States Move To Deal With Attack Effects
By Greg McDonald, Senior Writer
Gov. James Gilmore of Virginia, which is still reeling from the attack on the Pentagon, Wednesday lifted the one-week waiting period for unemployment benefits so workers hurt by the closing of Reagan-National Airport can get immediate financial help.
Gilmore also announced establishment of the Virginia Post-Attack Economic Response Task Force to assess the adverse impact on the state's economy and develop a plan to deal with it.
"We are adjusting to the realities of a new world," he said.
A similar task force is contemplated by Hawaii Gov. Ben Cayetano, who scheduled a meeting with local officials and business leaders Wednesday on the potential impact of revenue losses to the state's travel and tourism industry. Other states - California, Florida, Nevada and New York among them -- are also considering ways to minimize losses.Nevada officials are concerned specifically about the impact on its major industry - gambling.
Govs. Tom Vilsack of Iowa and Frank O'Bannon of Indiana have announced plans to make further cuts in already tight budgets in anticipation that the economy will get worse as more Americans decide to consume and travel less. Vilsack told reporters this week Iowans have nothing specific to fear, but he acknowledged that the uncertainty of what might come next is enough to put people on edge. "I don't think there's any particular threat," he said. "But...this is a different world than a week ago."
Other steps being taken in the anti-terrorism effort by state and federal government officials include:
- Beefed up security at all nuclear power plants, weapons and research reactors. The U.S. Energy Department has temporarily halted shipments of high-level nuclear wastes, such as spent fuel rods and other materials, from government facilities to storage sites.
- Increased security along the Canadian and Mexican borders and in all major U.S. seaports. The U.S. Coast Guard has called up 148 reservists in Washington State to help patrol Puget Sound. Coast Guard and state patrols are also stepping up inspections of foreign ships at ports in the Great Lakes.

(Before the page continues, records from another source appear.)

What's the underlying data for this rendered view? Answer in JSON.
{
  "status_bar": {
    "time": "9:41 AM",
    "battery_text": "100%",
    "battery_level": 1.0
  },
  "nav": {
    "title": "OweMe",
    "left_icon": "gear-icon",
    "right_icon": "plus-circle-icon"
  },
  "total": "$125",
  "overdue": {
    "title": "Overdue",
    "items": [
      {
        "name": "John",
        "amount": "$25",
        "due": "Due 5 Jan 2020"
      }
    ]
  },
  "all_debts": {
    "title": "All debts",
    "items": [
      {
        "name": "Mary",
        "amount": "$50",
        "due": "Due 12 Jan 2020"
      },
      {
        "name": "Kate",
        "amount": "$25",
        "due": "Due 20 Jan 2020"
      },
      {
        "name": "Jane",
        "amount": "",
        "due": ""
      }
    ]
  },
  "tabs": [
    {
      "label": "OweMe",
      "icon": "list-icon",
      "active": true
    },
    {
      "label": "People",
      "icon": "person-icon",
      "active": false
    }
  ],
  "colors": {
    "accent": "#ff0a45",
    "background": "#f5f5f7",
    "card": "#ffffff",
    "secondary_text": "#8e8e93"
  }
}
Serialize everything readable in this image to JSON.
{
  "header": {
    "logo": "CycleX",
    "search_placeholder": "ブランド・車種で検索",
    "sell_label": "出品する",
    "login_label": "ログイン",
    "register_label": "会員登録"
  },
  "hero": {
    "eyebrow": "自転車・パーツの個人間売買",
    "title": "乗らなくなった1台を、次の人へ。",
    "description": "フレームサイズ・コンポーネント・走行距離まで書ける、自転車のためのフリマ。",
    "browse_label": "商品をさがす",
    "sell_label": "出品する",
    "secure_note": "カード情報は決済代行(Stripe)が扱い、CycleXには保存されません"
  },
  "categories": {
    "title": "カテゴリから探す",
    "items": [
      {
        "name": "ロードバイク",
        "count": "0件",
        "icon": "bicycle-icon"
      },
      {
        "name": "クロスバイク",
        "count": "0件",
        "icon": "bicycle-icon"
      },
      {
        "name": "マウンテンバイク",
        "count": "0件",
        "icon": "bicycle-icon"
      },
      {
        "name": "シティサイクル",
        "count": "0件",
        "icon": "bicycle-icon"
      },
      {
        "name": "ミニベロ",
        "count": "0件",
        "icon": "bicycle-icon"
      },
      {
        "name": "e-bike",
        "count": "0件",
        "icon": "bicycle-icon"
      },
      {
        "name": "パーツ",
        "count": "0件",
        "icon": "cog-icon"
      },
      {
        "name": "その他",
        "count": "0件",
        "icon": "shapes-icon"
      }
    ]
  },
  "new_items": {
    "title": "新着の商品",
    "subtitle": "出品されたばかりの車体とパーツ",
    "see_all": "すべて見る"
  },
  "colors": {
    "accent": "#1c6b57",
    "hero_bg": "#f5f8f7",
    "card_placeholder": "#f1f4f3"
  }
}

- Passage or consideration of several new or strengthened anti-terrorism laws. New York passed a new death penalty statute for terrorism earlier this week and New Jersey is likely to take action soon on a package of anti-terrorism measures.
- Public warnings in Hawaii, Missouri, Montana, Utah and Nebraska about telephone, mail and other scams that have popped up seeking to profit from the attacks on the Pentagon and World Trade Center.
- Increased investigations in more than a dozen states of hate-related crimes against Americans of Arab, Jewish or Indian descent. New Jersey, for instance, has had 26 complaints classified by police as harassment or terrorist threats.
More than two dozen states are preparing for the mobilization of up to 50,000 National Guard troops and reservists. Part-time soldiers in North Carolina have been told to prepare their families and employers for the possibility of long deployments. California officials are hoping that Guard units there won't be called because hundreds of police and sheriffs deputies are Guard members.